Upon an initial meeting at the dinner table, a comparison of suffrage by means of black slavery vs the Holocaust is brought up.  You know what?  Neither incident within our world history is worse than the other.  They’re both horrendous and could never merit comparison.  Yet, here they are being presented as punchlines for outrageous comedy in terms of one upmanship.  Murphy’s character, along with Nia Long as his wife, will announce their admiration for Louis Farrakhan, while Julia Louis-Dreyfus will point out the speaker’s antisemitic doctrines.  In response, she will accidentally light fire to Murphy’s prized Muslim hat gifted by the minister.  If I were to translate this mathematically, Black Muslims celebrating antisemitic gospel equates to White Jews as insensitive klutzes. 

You People is nothing but one insulting moment after another.  In every scene, someone is the punchline at the expense of the writers’ unfair and incorrect blanket approach categorization for what these two demographics must be like.

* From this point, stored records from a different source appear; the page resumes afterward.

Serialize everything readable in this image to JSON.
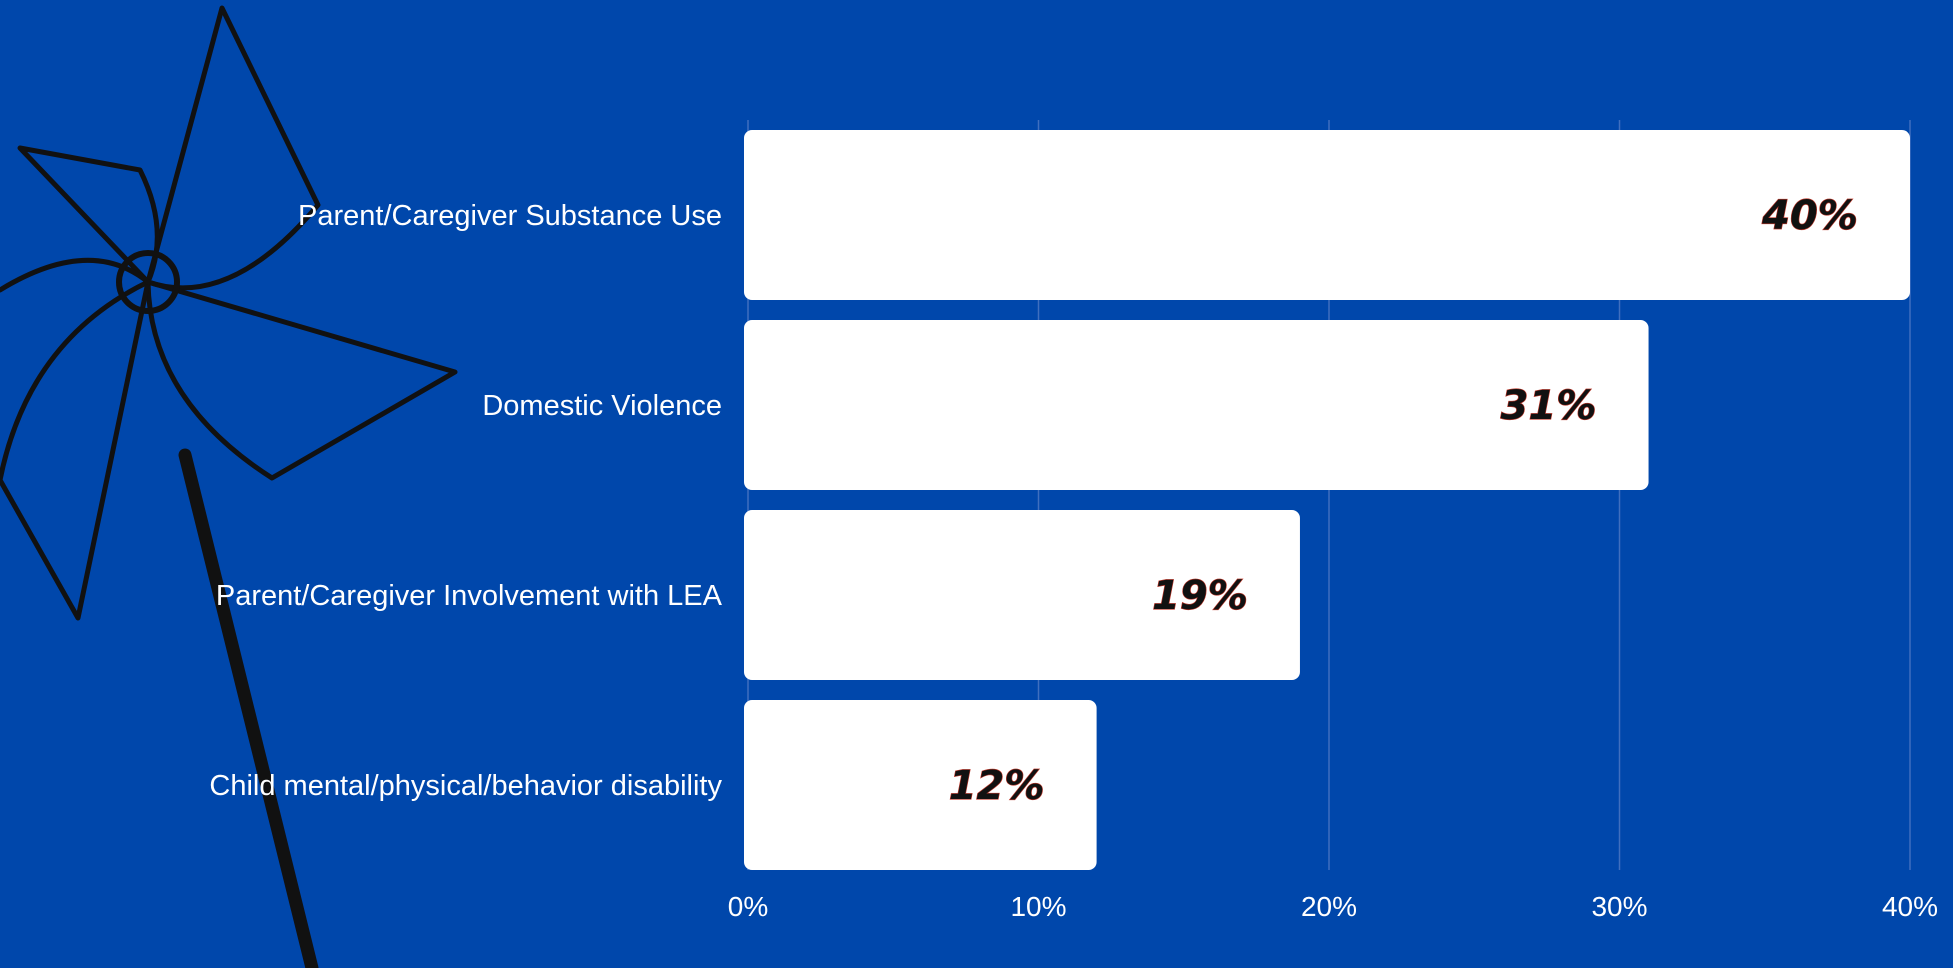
{
  "chart_data": {
    "type": "bar",
    "orientation": "horizontal",
    "categories": [
      "Parent/Caregiver Substance Use",
      "Domestic Violence",
      "Parent/Caregiver Involvement with LEA",
      "Child mental/physical/behavior disability"
    ],
    "values": [
      40,
      31,
      19,
      12
    ],
    "data_labels": [
      "40%",
      "31%",
      "19%",
      "12%"
    ],
    "x_ticks": [
      "0%",
      "10%",
      "20%",
      "30%",
      "40%"
    ],
    "x_tick_values": [
      0,
      10,
      20,
      30,
      40
    ],
    "xlim": [
      0,
      40
    ],
    "title": "",
    "xlabel": "",
    "ylabel": "",
    "grid": "vertical",
    "legend": "none",
    "colors": {
      "background": "#0047AB",
      "bar": "#FFFFFF",
      "gridline": "#3F6FBF",
      "text": "#FFFFFF",
      "data_label": "#111111",
      "decoration": "#111111"
    }
  },
  "decoration": {
    "icon": "pinwheel-icon"
  }
}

What a huge misfire. 

These are some of my favorite comedic actors.  Lauren London even looks like she can hold her own in scenes with her co-stars.  The potential for talent is hard to match here.  There could have been debates as to who should officiate the wedding and what themes the reception should have, or what the bride and groom should wear. Imagine an argument over the cake topper.  Actually, as I recall there are moments like this in the film.  Nevertheless, they dwindle into conclusions that demonstrate Black Muslims should be feared while White Jews are clueless morons. 

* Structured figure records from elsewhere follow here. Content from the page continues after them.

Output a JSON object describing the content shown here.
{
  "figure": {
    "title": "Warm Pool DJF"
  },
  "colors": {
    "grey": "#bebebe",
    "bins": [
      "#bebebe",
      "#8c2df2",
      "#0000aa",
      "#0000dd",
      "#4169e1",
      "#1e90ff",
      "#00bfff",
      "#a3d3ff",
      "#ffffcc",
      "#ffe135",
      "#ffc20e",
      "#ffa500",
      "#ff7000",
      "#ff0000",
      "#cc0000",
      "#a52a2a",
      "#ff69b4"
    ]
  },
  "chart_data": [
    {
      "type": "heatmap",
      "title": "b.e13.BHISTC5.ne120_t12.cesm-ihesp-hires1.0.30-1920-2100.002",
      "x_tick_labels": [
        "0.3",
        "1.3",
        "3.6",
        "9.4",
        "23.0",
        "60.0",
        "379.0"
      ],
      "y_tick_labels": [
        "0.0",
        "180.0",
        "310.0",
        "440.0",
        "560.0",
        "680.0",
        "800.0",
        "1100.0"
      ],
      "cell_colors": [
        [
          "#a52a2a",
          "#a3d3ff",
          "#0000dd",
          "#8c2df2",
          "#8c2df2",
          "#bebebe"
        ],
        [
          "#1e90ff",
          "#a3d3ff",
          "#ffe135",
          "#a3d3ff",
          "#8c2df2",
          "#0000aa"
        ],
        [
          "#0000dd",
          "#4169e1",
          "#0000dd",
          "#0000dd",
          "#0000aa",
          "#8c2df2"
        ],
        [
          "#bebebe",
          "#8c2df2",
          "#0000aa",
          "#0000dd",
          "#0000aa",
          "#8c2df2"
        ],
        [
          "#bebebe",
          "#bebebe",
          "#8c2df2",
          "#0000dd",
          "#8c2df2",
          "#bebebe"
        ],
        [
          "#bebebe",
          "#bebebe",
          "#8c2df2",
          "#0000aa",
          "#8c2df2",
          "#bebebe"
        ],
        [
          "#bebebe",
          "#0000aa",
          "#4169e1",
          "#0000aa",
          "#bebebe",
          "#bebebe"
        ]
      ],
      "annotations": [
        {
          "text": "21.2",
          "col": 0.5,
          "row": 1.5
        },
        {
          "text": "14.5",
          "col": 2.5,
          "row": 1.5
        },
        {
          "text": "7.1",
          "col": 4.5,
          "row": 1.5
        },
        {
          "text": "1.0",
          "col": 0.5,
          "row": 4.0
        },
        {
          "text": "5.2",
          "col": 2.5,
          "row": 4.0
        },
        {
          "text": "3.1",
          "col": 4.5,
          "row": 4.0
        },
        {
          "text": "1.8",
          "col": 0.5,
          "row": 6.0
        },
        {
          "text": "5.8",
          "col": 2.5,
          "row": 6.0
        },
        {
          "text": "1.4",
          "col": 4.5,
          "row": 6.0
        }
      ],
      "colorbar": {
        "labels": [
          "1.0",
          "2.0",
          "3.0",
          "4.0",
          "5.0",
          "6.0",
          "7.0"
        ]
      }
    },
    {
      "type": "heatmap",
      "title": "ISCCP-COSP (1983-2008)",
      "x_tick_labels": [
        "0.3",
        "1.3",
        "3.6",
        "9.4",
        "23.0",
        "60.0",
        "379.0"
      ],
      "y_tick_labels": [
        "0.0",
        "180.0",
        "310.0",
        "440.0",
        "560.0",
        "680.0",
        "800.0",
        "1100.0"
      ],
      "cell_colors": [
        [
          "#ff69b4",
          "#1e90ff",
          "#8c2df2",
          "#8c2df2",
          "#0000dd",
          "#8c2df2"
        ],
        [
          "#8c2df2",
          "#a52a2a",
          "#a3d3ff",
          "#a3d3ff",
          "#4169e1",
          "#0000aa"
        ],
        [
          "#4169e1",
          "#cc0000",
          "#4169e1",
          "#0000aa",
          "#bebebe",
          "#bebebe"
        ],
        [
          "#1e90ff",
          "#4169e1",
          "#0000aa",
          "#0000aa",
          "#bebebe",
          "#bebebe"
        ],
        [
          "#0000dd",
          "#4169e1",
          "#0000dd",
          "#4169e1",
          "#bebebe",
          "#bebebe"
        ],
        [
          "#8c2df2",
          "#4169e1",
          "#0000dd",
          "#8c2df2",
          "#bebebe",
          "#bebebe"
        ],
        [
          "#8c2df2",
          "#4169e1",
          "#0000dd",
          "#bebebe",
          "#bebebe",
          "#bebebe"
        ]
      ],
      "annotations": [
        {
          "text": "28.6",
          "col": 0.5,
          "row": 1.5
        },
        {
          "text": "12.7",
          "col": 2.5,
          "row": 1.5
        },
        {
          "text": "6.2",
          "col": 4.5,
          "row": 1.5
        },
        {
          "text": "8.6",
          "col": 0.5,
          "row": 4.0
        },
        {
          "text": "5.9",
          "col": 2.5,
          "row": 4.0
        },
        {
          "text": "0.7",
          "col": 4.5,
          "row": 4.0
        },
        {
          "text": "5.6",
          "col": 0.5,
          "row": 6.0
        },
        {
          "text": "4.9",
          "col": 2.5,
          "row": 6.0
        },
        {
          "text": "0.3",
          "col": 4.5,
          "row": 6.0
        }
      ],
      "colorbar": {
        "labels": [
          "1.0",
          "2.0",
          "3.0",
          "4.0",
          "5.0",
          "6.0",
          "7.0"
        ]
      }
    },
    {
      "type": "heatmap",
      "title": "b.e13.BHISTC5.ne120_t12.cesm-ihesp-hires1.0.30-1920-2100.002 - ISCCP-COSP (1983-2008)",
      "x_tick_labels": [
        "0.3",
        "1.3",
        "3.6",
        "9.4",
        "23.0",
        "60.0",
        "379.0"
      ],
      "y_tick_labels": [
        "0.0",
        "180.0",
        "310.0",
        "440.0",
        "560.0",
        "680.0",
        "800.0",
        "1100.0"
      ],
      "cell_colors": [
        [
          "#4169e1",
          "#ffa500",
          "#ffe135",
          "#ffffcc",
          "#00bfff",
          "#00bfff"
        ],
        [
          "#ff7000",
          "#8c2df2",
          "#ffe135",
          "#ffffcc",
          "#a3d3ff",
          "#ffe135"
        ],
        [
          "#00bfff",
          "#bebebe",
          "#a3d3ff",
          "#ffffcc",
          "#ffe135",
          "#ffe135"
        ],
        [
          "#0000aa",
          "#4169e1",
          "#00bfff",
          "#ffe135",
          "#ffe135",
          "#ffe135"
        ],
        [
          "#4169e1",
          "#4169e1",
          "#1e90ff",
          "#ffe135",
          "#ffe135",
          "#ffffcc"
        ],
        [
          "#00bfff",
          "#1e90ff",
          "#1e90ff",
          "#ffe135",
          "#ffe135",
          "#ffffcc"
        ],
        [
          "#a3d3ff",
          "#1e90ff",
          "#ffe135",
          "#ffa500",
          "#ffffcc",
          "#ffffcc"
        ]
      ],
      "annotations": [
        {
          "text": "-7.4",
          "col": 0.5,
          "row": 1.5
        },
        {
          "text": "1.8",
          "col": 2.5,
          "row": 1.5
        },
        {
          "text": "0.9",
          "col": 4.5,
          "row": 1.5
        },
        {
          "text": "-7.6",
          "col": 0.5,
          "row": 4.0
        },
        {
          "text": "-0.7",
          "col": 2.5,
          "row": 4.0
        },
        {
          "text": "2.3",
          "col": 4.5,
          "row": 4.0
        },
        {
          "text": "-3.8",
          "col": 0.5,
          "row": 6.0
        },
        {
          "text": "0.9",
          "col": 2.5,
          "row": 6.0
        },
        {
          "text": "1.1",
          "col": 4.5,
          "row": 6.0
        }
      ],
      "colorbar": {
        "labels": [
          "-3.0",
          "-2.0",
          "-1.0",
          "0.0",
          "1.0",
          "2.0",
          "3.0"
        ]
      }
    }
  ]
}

As a conservative Caucasian Jew myself, none of what is depicted in You People could be further from the truth.  I’ve known a few Muslim people and I never caught this kind of vibe from them or who they associate with, or what they practice.  I’ve also never felt uncomfortable in their presence.

The failure of this film lies within the insensitivity of its ignorant script.  This movie could have demonstrated a clash of cultures.  Instead, it relies on moments to squirm at uncomfortably with some of the worst people any of us could ever know.

The next time Jonah Hill and Kenya Barris want to make a movie, they need to read a book and speak with who they select for their subject matter.  Even better, just turn on the camera and let Eddie Murphy and Julia Louis-Dreyfus start talking…about anything!  They are far more intelligent and creative than anything on display here.